Feature Garden: Paradise Regained
04 Jul 2007
This Louisville oasis overflows with verdant plants, sparkling fountains, tropical scents and the many paradisiacal elements of Eden.
It’s hard to believe that Richard and Myriam Doerr started with zilch when you look at their luxuriant landscape. Greenery greets you at every turn, jasmine and lavender perfume the air, cascading water sparkles in sunlight, and painted ceramic pots stuffed with tropical plants peek from all corners of their Louisville lot.



Midpoint of Paradise
The paradise garden is foremost a Mediterranean garden, similar to those that arose thousands of years ago in Middle Eastern deserts.
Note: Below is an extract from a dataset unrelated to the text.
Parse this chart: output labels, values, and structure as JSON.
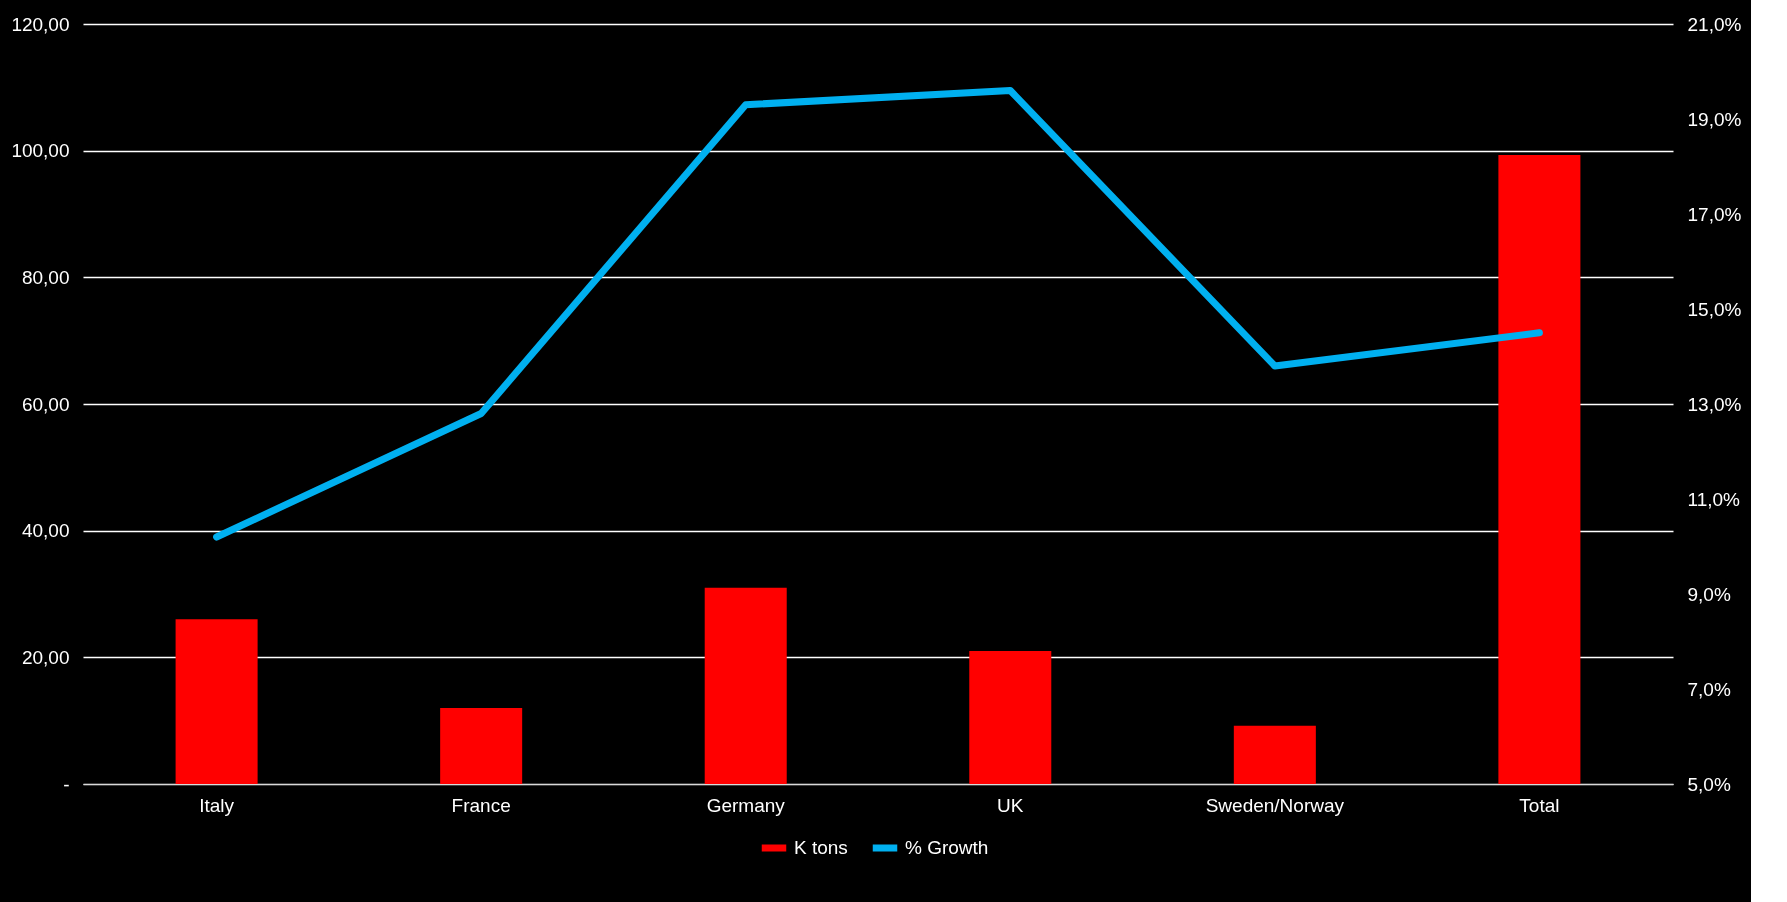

Present-day examples include the Orange Tree Courtyard—or Patio de los Naranjos—in Córdoba, Andalucía, Spain, and the world’s most well-known paradise garden, the Alhambra’s Generalife gardens in Granada, Spain. Conquering Muslims from North Africa enhanced the Mediterranean’s first paradise gardens—planted by Jewish and Christian gardeners—by filling them with exotic fruits and flowers from faraway Persia, India and China. These gardens also borrowed flourishes from Greek and Roman cultures, and architectural elements from the old civilizations of Persia, Baghdad, Damascus and Kashmir.